The company, which is owned by Nissui, jumped on the trend by putting air fryer cooking instructions on its website. Then he added the instructions to the packaging. In January, he unveiled Air Fried Butterfly Shrimp and Air Fried Fish Filets.
Gorton’s launched Air Fried Fish Fillets and Air Fried Butterfly Shrimp nationwide in January.
Source: Gorton Seafood
Gorton’s new butterfly shrimp and fish fillets were cooked by air frying before being packaged, but consumers can reheat the seafood by air frying it again. The packaging of the products boasts that it contains 50% less fat.
“Everyone will be jumping on this bandwagon for the next two years while it’s in vogue,” Harris said.
Other food makers following the trend include Kellogg, which began including air fryer instructions for its plant-based Morningstar Farms products in early 2021 in response to customer requests. Similarly, Hormel Foods responded to consumer demand for air fryers by updating its packaging and adding recipes to its website and cooking videos to YouTube to create Spam Fries and Corned Hash. -beef Mary Kitchen.
Nestlé went even further by targeting consumers who have yet to purchase an air fryer. In December, it teamed up with Insta Brands, the maker of the Insta Pot and its own version of the air fryer, to offer the device. He organized a similar gift internally at Nestlé US for its employees.

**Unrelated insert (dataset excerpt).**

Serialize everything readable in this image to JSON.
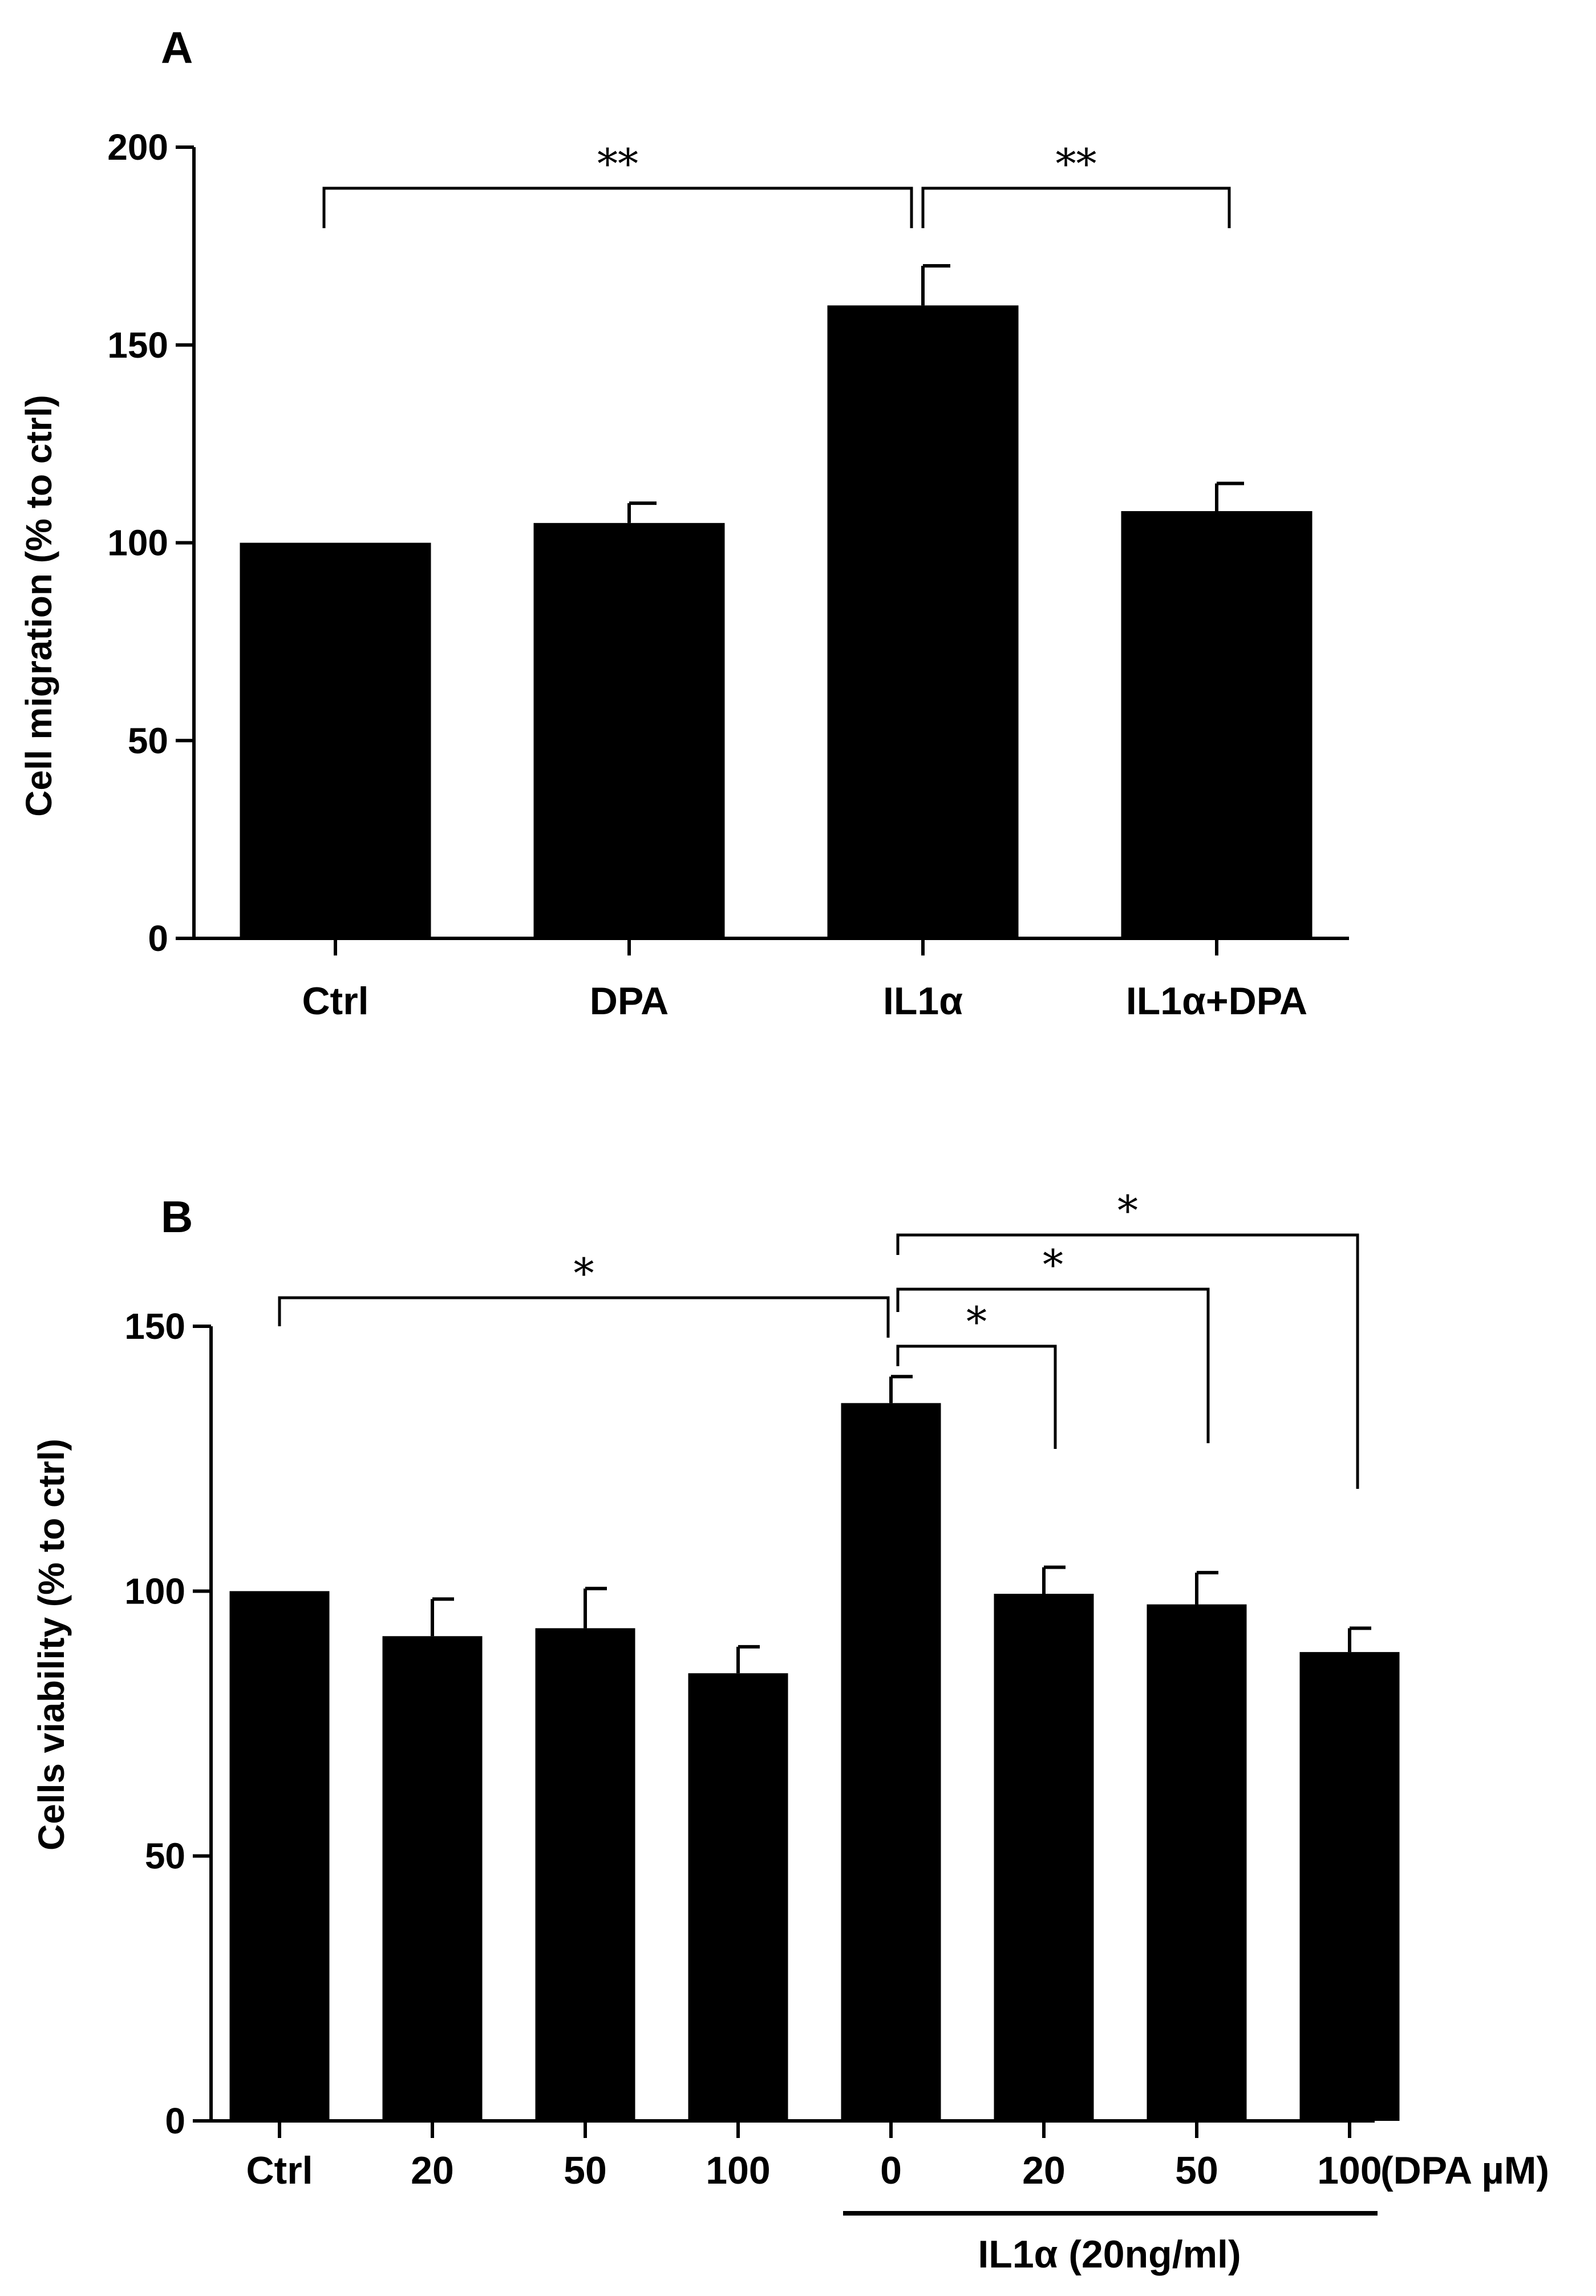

Graves estimates that about 60% of American households have an air fryer at this point. But it is not yet ubiquitous.
“If you compare it to a microwave — there’s a microwave in pretty much everyone — the air fryer still has a long way to go,” Harris said.
Still, it’s on its way to joining the microwave as a staple in American kitchens. In 2022, the air fryer overtook grills and multicookers to become the #4 cooking appliance, according to the NPD Group.
“I think people originally thought (the air fryer) was something that might be a fad,” Tyson’s Hall said. “It’s similar to the 1970s – people thought the same about the microwave.”